Previously I was running on Leopard, i.e. 10.4, and had to install soylatte to get the latest version of Java. In Snow Leopard, java jdk 1.6.0_22 is installed by default. That’s good enough for me, for now.
In order to get these on the box, I had to install XCode, making sure to check the ‘linux dev tools’ option.
I installed MacPorts in case I needed to upgrade any native libs or tools.
I downloaded the 64 bit Java EE version of Helios.
Tomcat is part of my daily fun, and these instructions to install tomcat6 where helpful. One thing to note is that in order to access the tomcat manager panel, you also need to specify
prior to defining
<user username="admin" password="password" roles="standard,manager,admin"/>
Also, I run tomcat standalone (no httpd), so the mod_jk install part didnt apply. Finally, I chose not to daemonize tomcat because this is a dev box, not a server, and the instructions for compiling and using jsvc for 64 bit sounded iffy at best.
I use the CDH distro. The install was amazingly easy, and their support rocks. Unfortunately, they don’t have a dmg that drops Hadoop on the box configured and ready to run, so I need to build up my own psuedo mac node. This is what I want my mac to have (for starters):
- 1. distinct processes for namenode, job tracker node, and datanode/task tracker nodes.
- 2. formatted HDFS
- 3. Pig 0.8.0
I’m not going to try to auto start hadoop because (again) this is a dev box, and start-all.sh should handle bringing up the JVMs around namenode, job tracker, datanode/tasktracker.

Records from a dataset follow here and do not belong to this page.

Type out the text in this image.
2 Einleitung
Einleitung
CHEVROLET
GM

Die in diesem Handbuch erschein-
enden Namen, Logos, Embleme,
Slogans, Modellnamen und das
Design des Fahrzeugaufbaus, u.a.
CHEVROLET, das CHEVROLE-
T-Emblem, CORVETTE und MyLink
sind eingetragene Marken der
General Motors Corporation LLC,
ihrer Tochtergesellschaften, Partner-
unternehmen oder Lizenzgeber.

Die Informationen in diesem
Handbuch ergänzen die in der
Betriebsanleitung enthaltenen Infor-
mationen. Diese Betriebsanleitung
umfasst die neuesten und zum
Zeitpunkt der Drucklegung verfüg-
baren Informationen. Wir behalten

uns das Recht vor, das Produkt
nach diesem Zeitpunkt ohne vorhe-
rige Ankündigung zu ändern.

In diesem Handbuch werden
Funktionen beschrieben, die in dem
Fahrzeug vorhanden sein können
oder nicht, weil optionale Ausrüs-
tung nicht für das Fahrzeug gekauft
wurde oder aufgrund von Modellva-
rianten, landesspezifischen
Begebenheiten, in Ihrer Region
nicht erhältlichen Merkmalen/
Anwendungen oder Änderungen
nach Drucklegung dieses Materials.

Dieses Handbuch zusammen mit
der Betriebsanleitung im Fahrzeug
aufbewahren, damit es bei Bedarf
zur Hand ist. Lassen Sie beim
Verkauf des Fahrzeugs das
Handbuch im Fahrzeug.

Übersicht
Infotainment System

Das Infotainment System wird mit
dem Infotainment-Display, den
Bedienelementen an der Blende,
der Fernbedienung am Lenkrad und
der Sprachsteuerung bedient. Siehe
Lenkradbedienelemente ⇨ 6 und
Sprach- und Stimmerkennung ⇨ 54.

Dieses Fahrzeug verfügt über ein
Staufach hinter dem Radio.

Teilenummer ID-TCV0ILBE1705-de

I am installing CDH3, because I’ve been running it in psuedo-mode on my Ubuntu dev box for the last month and have had no issues with it. Also, I want to run Pig 0.8.0, and that version may have some assumptions about the version of Hadoop that it needs.

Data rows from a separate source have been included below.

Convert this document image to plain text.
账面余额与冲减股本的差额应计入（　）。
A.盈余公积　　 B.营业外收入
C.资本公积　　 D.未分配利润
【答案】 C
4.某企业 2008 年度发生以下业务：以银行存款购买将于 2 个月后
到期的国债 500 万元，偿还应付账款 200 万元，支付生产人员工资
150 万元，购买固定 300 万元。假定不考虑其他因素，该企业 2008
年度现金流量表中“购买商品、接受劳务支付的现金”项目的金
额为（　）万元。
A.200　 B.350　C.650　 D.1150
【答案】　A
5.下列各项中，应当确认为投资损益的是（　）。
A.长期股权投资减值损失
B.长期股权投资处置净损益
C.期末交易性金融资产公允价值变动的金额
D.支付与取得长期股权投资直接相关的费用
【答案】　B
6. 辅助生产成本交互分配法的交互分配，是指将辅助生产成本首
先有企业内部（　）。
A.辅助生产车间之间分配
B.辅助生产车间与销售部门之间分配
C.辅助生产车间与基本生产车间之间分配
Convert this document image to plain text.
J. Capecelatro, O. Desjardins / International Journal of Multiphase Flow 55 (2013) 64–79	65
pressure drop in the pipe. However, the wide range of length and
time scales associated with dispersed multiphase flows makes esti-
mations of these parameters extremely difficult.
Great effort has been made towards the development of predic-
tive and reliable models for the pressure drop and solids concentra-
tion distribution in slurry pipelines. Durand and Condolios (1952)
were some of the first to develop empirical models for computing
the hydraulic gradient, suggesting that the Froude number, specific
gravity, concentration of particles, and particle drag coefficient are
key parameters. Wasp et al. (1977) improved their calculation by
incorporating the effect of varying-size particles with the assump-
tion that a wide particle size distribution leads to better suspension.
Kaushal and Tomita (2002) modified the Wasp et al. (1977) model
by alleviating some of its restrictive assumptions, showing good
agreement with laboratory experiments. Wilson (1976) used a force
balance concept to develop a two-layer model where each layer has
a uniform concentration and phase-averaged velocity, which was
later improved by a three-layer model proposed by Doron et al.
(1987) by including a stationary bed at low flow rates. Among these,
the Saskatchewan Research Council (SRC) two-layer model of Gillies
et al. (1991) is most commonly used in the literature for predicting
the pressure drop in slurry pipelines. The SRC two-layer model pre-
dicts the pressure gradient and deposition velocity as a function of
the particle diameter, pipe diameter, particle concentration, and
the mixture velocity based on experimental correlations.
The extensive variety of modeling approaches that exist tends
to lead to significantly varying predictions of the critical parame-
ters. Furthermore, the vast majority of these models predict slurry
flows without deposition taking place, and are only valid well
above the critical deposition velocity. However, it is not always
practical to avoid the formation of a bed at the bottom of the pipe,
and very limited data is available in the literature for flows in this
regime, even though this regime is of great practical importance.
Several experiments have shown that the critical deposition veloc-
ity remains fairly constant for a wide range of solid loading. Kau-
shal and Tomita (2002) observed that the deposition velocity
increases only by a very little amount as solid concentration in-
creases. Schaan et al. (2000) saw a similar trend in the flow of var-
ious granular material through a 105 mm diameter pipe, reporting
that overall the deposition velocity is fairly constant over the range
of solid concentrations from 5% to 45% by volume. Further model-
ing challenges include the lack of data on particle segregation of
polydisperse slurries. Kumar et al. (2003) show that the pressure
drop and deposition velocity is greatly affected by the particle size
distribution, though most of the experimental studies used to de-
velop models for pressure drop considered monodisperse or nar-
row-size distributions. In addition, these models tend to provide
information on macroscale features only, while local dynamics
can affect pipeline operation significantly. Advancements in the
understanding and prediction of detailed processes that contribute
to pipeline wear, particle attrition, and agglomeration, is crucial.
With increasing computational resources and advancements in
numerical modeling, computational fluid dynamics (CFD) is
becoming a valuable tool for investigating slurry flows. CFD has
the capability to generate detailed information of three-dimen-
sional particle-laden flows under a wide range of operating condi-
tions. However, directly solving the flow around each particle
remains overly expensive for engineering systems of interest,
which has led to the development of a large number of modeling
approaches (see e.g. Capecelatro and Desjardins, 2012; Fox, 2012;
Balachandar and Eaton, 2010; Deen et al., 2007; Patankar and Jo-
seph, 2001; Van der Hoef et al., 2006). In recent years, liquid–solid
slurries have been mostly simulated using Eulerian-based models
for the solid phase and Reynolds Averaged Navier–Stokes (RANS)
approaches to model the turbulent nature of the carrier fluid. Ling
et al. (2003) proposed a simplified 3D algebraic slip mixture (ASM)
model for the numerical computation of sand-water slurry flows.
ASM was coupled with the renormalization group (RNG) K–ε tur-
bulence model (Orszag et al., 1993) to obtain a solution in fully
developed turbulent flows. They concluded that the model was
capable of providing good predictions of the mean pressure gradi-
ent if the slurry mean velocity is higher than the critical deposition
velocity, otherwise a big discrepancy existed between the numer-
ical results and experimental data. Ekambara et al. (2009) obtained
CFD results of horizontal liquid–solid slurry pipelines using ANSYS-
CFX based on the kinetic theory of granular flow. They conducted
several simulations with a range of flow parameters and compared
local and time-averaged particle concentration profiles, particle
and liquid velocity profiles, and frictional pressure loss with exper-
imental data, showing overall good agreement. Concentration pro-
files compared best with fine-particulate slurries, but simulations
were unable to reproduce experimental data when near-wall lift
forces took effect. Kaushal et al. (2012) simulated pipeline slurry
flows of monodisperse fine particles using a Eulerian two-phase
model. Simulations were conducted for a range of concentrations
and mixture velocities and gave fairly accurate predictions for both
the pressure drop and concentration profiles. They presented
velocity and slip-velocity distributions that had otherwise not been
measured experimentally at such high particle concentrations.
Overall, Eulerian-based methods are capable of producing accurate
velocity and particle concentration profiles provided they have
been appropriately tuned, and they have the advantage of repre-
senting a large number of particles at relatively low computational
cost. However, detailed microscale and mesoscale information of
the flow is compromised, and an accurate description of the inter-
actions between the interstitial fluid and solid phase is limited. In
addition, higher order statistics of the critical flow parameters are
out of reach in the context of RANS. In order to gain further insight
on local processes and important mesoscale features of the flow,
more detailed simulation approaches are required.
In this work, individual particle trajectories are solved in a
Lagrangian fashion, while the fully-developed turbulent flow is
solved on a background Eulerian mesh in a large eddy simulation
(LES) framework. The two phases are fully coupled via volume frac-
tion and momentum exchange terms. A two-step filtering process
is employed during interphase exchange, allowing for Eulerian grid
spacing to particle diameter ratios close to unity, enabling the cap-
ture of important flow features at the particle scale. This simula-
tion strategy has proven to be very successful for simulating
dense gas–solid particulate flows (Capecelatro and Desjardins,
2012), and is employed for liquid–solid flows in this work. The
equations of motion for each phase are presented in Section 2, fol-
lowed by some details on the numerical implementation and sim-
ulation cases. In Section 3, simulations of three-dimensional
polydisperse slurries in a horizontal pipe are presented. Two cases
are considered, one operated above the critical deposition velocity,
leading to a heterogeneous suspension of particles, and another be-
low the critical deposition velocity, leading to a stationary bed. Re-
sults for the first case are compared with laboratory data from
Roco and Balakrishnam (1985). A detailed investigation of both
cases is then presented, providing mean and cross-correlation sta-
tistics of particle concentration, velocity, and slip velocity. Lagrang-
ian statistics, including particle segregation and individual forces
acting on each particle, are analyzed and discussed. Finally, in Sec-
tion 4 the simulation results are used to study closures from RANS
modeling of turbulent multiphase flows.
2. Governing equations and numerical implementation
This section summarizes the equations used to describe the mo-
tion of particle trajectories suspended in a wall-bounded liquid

All of the CDH3 Tarballs can be found at http://archive.cloudera.com/cdh/3/, and damn, that’s a lot of tarballs.
I downloaded hadoop 0.20.2+737, it’s (currently) the latest version out there. Because this is my new dev box, I decided to forego the usual security motivated setup of the hadoop user. When this decision comes back to bite me, I’ll be sure to update this post. In fact, for ease of permissions/etc, I decided to install under my home dir, under a CDH3 dir, so I could group all CDH3 related installs together. I symlinked the hadoop-0.20+737 dir to hadoop, and I’ll update it if CDH3 updates their version of hadoop.
After untarring to the directory, all that was left was to make sure the ~/CDH3/hadoop/bin directory was in my .profile PATH settings.
Psuedo Mode Config
I’m going to set up Hadoop in psuedo distributed mode, just like I have on my Ubuntu box. Unlike Debian/Red Hat CDH distros, where this is an apt-get or yum command, I need to set up conf files on my own.

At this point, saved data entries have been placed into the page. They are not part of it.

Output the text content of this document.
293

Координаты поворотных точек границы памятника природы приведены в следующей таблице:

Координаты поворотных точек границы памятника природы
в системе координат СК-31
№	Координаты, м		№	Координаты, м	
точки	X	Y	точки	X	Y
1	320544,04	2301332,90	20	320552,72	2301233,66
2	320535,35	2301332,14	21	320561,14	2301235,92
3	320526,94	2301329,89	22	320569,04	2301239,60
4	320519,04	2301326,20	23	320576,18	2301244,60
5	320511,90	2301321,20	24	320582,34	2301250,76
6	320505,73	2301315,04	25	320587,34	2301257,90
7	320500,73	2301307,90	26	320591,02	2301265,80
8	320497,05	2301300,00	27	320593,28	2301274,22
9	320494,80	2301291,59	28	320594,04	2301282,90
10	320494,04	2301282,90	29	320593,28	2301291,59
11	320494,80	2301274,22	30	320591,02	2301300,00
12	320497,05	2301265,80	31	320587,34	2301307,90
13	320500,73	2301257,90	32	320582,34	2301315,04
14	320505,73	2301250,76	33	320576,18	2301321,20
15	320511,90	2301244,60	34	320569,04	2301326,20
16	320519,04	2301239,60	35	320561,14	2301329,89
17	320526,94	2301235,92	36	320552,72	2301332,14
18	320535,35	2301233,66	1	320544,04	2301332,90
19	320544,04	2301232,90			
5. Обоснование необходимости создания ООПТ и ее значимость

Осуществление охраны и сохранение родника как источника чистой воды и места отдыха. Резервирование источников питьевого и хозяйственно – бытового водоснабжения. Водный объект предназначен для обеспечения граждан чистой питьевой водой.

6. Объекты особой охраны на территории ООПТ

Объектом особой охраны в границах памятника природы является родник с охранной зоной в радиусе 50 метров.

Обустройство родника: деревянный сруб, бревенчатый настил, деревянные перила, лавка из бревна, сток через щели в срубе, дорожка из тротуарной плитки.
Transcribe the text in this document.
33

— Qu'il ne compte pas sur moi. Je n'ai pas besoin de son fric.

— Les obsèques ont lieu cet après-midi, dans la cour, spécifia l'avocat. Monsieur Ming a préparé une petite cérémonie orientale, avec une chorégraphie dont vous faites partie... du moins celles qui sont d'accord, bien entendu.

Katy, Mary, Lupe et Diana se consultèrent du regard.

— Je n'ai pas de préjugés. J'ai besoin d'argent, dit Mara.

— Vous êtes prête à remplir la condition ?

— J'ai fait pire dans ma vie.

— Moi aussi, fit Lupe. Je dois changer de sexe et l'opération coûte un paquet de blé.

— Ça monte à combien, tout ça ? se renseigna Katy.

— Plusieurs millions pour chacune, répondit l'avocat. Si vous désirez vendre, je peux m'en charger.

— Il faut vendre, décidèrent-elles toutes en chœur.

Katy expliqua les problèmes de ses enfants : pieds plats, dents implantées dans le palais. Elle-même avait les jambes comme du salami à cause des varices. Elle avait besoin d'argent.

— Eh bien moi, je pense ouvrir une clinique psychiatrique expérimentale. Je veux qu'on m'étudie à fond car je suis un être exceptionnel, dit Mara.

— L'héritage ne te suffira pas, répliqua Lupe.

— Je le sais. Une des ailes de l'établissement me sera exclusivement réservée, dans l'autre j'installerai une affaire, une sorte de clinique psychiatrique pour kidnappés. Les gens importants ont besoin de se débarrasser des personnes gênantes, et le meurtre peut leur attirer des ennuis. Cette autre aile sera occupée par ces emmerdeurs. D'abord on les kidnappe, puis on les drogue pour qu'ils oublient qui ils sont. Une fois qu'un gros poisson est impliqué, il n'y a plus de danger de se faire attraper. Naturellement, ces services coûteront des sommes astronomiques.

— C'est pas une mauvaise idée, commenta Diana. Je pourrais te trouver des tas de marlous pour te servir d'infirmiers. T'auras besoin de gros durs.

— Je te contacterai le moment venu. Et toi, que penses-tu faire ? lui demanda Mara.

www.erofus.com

Fortunately the example-confs subdir of the Hadoop install has a conf.psuedo subdir. I needed to modify the following in core-site.xml:
<property> <name>hadoop.tmp.dir</name> <value>changed_to_a_valid_dir_I_own</value> </property>
and the following in hdfs-site.xml:
<property> <!-- specify this so that running 'hadoop namenode -format' formats the right dir --> <name>dfs.name.dir</name> <value>changed_to_a_different_dir_I_own</value> </property>
finally, I symlinked the conf dir at the top level of the Hadoop install to example-configs/conf.pseudo after saving off the original conf:
mv ./conf install-conf ln sf ./example-confs/conf.pseudo conf
Installing Pig is as simple as downloading the tar, setting the path up, and going, sort of. The first time I ran pig, it tried to connect to the default install location of hadoop, /usr/lib/hadoop-0.20/. I made sure to set HADOOP_HOME to point to my install, and verified that the grunt shell connected to my configured HDFS (on port 8020).
More To Come
This psuedo node install was relatively painless. I’m going to continue to install Hadoop/HDFS based tools that may need more (HBase) or less (Hive) configuration, and update in successive posts.